Present and Future of Enlightened Cannabis Capitalism
With all the health, environmental, and social crisis that’s shaking the world these days, we need to rethink and reimagine, now more than ever, our traditional thinking around capitalism, Szabo noted.
“When you have a handful of private parties that are the only beneficiaries of business’ operations, and they extract capital from it via dividend declarations, the profit goes to absentee owners, thus creating a wealth gap which is bound to cause a societal crisis,” he depicted.
But climates are changing. Enlightened capitalism is already happening.
“It’s just amazing how newer entrepreneurs, especially in the natural products industry, have a radically different mindset, and how their companies are seeking ways to give back to the community. They define success, value, and stakeholders in radically different terms from the previous generation,” Szabo was enthusiastic.
The cannabis industry, for its part, has a special responsibility to make this shift.
“If you have an industry based on a single commodity, that’s forecasted to reach $50+ billion (as big as all the organic food production in the US), you have to account for some huge impacts. Huge impact on small family farms. Huge environmental impact. Huge impact on the land,” Szabo explained.
Conscious cannabis consumers are already asking these questions, thus pointing to the direction enlightenment should take.
“They care about how something is grown, where it’s grown or who grows it,” he noted. “Those are the variables important for someone in their purchase decision.”
And that’s a reason for hope.
Sustainability of Constructive Capitalism
To those who think that this concept is too idealistic, Umair Haque, the author of The New Capitalist Manifesto: Building a Disruptively Better Business, has a slightly different answer:
“Constructive capitalists are disrupting their rivals by creating thicker value. To become more competitive over the long term instead of just blocking competition temporarily, they are shifting from strategies to philosophies.”
Apple has done it. Nike has done it. Walmart has done it.
Lez Szabo has no doubts that visionary companies outperform traditional capitalistic enterprises.
“We see that dynamics in place – those brands are succeeding. We just had a presentation from a fund manager that was comparing the stock performance of those companies that are considered ESG [Environmental, social and governance criteria] principles and those based on a more conventional model.
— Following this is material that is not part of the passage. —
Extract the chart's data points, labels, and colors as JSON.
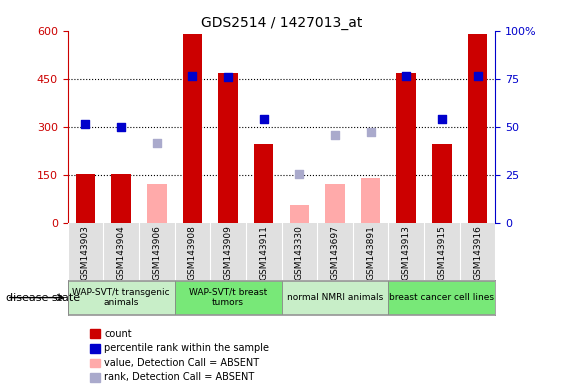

They [ESG companies] are outperforming the market in a pretty substantial way.”
And so, constructive capitalism is not just a far-reaching idealistic goal, Szabo added – it’s happening, and even becoming mainstream.
“The companies are realizing that this business model results in a longer-term accelerated performance,” he concluded.
From a more spiritual and holistic perspective, you could say that they are being rewarded for their ethical consciousness.
The question is why are we not seeing more of this “tegridy” in the cannabis space?
This article was not a piece of paid branded content. Brother David’s didn’t pay to promote their company on our website, nor are we in any other way financially associated.
We just thought it was important to put a spotlight on a cannabis brand standing up for the right thing.
To sum it up, constructive capitalism gives results. Being conscientious – or having tegridy – certainly pays off in all the ways that truly matter.